NDMA in drugs: Ranitidine
The article on the “lurking contaminant” N-nitrosodimethylamine (NDMA), a probable human carcinogen (C&EN, April 20, 2020, page 26), paints a complex and troubling picture of recent findings indicating the presence of low levels of NDMA in a variety of pharmaceuticals. One of the drugs discussed is ranitidine, sold under the trade name Zantac, until recently a widely used prescription and over-the-counter medication for the treatment of peptic ulcer disease, gastroesophageal reflux, and certain other conditions. As a result of finding NDMA in a variety of ranitidine preparations, the manufacturers recently withdrew the drug from the market. Several other drugs with NDMA contamination have also been recalled, including nizatidine, a drug similar to ranitidine in therapeutic use and chemistry.
A variety of potential sources of the contaminant in the various drugs are discussed in the article, including contamination in the active pharmaceutical ingredient due to starting materials, solvents, or reagents used in its synthesis. However, for ranitidine the C&EN article points out that the drug is unstable and undergoes decomposition forming NDMA, accelerated by heat. The article does not discuss the nature of the decomposition reaction, and a review of the literature has not found information on the reaction. We propose a reaction scheme for the decomposition of ranitidine producing NDMA (shown). It should be noted that ranitidine is the hydrochloride salt of the drug structure shown in the scheme.
As the scheme shows, NDMA is derived from the nitro and dimethylamino groups in the drug structure and Cl– and H+ play key roles in the conversion of these groups to NDMA. The formation of ClNO, or nitrosyl chloride, a potent nitrosating agent, is also critical.
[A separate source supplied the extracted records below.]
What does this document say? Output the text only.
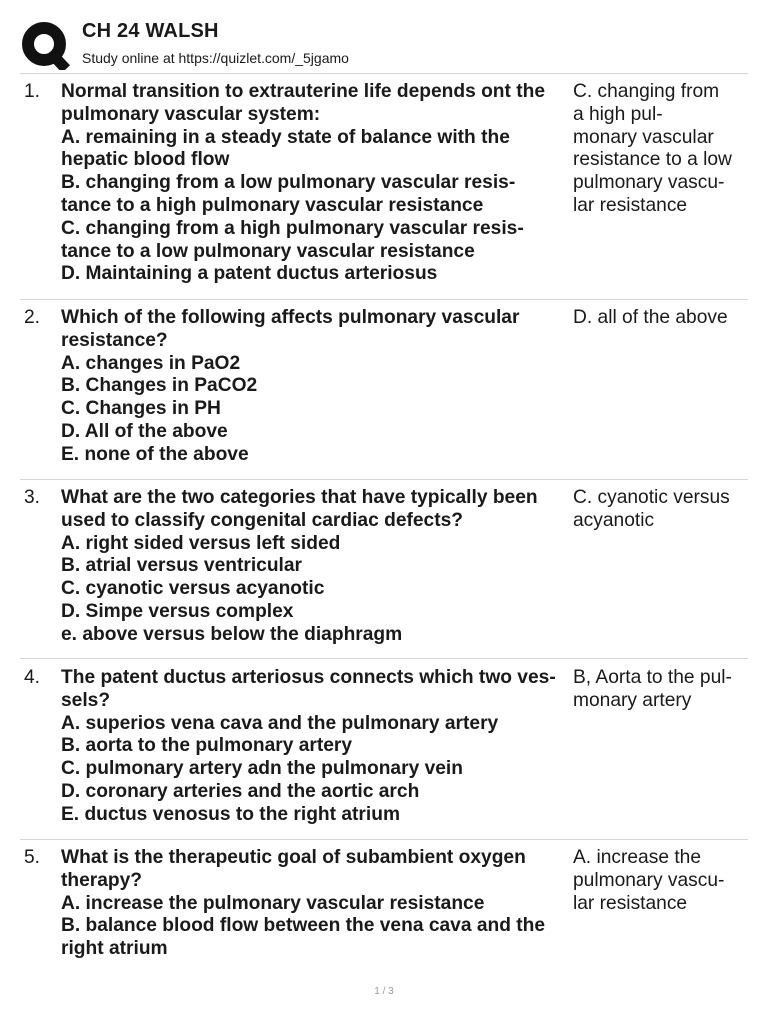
CH 24 WALSH
Study online at https://quizlet.com/_5jgamo
1. Normal transition to extrauterine life depends ont the
pulmonary vascular system:
A. remaining in a steady state of balance with the
hepatic blood flow
B. changing from a low pulmonary vascular resis-
tance to a high pulmonary vascular resistance
C. changing from a high pulmonary vascular resis-
tance to a low pulmonary vascular resistance
D. Maintaining a patent ductus arteriosus
C. changing from
a high pul-
monary vascular
resistance to a low
pulmonary vascu-
lar resistance
2. Which of the following affects pulmonary vascular
resistance?
A. changes in PaO2
B. Changes in PaCO2
C. Changes in PH
D. All of the above
E. none of the above
D. all of the above
3. What are the two categories that have typically been
used to classify congenital cardiac defects?
A. right sided versus left sided
B. atrial versus ventricular
C. cyanotic versus acyanotic
D. Simpe versus complex
e. above versus below the diaphragm
C. cyanotic versus
acyanotic
4. The patent ductus arteriosus connects which two ves-
sels?
A. superios vena cava and the pulmonary artery
B. aorta to the pulmonary artery
C. pulmonary artery adn the pulmonary vein
D. coronary arteries and the aortic arch
E. ductus venosus to the right atrium
B, Aorta to the pul-
monary artery
5. What is the therapeutic goal of subambient oxygen
therapy?
A. increase the pulmonary vascular resistance
B. balance blood flow between the vena cava and the
right atrium
A. increase the
pulmonary vascu-
lar resistance
1 / 3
It would be important to determine whether some of the intermediates and/or products in this scheme (e.g., the product of step 6 other than NDMA or the product of step 4 other than nitrosyl chloride) can be found in the decomposition.
Nizatidine, which is not formulated as the hydrochloride salt, also contains the nitro and dimethylamino groups but this drug has not been shown to undergo the analogous decomposition, and it has been suggested that NDMA found in nizatidine is the result of contamination from other sources, as mentioned above.
Our scheme suggests that replacing Cl– in ranitidine with another, less nucleophilic, anion (e.g., acetate) may reduce or eliminate the decomposition reaction.
A very important cover story in C&EN’s March 30 issue has the title “Wanted: Long-Term Storage Solutions for Nuclear Waste” (page 28). A lot of this waste really is in the form of a solution. For example, the Hanford, Washington, site has more than 200 million L of pH 14 waste with radioactive strontium and cesium. Waste has accumulated in the leaking double-wall stainless-steel underground tanks for decades. It was decided to vitrify the waste, which will cost billions of dollars. Before vitrification, huge volumes of solution have to be evaporated, and it should take up to 50 years. The project started 20 years ago, but because of many problems, waste treatment at the Hanford Vit Plant is scheduled to start in 2023. Evaporation was good on a small scale when Marie Curie was working. Nevertheless, she died from exposure to radiation. One does not have to be a Nobel Prize laureate to understand that it is incomparably better and safer to selectively remove small amounts of Sr and Cs (less then 100 kg) from huge volumes of solutions than to do it the other way around.
The method to achieve this exists. Through the facilitated transport through supported liquid membranes, it is possible to accumulate strontium from diluted alkaline solutions into sulfuric acid up to saturation and formation of a small volume of solid strontium sulfate. Measured with solutions imitating those in Hanford, transport rates are good enough to decrease the time to treat all tanks to 3–4 years, and the cost may be decreased to one-one-hundredth of the current cost. The method does not need pressure, voltage, high temperature, etc. The simple pH difference between two solutions is a driving factor. Theoretically, in this active transport process it is possible to collect all strontium in the Hanford site tanks and convert it into less than 100 kg of solid material. The same can be done if we treat leaking groundwater and even solutions after the Fukushima, Japan, nuclear disaster. What can be better? Twenty years ago we patented and then published the results, but all our many attempts to attract the attention of the proper organizations were nothing but fiasco.